What I'm trying to do is replicate this SQL code to Python:
select column_1, column_2, column_3,
sum(column_4) as sum_column_4, sum(column_5) as sum_column_5
from df
group by 1,2,3;
In other words, I need to make this data frame:
column_1 column_2 colunn_3 column_4 column_5
AA BB CC 5 3
AA BB CC 5 0
AA BB CC 7 3
AA DD EE 5 2
AA DD EE 7 1
DD EE FF 2 8
DD EE FF 1 0
Look like this:
column_1 column_2 colunn_3 sum_column_4 sum_column_5
AA BB CC 17 6
AA DD EE 12 3
DD EE FF 3 8
Also, I'm trying to make this as simple as possible, because I actually have a lot of columns.
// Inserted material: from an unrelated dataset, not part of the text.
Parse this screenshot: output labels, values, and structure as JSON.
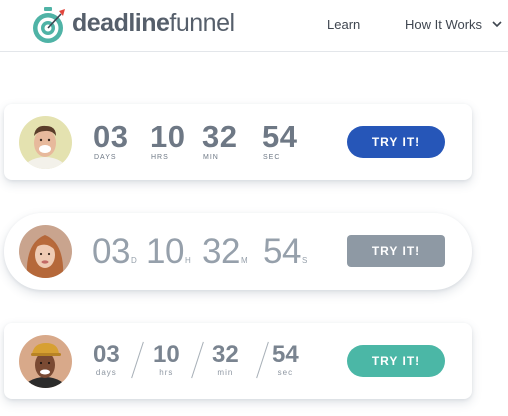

And I need to have a new Pandas data frame as output. So this is what I've tried:
df.groupby(list(df.columns)[0:3]).sum()
It's almost there, the problem is that the output gets weird, something like:
column_1 column_2 colunn_3 sum_column_4 sum_column_5
AA BB CC 17 6
DD EE 12 3
DD EE FF 3 8
I'm trying different things that I've seen in other posts, like Pandas DataFrame Groupby two columns and get counts and Python Pandas group by multiple columns, mean of another - no group by object, but that didn't work. So if anyone could help me.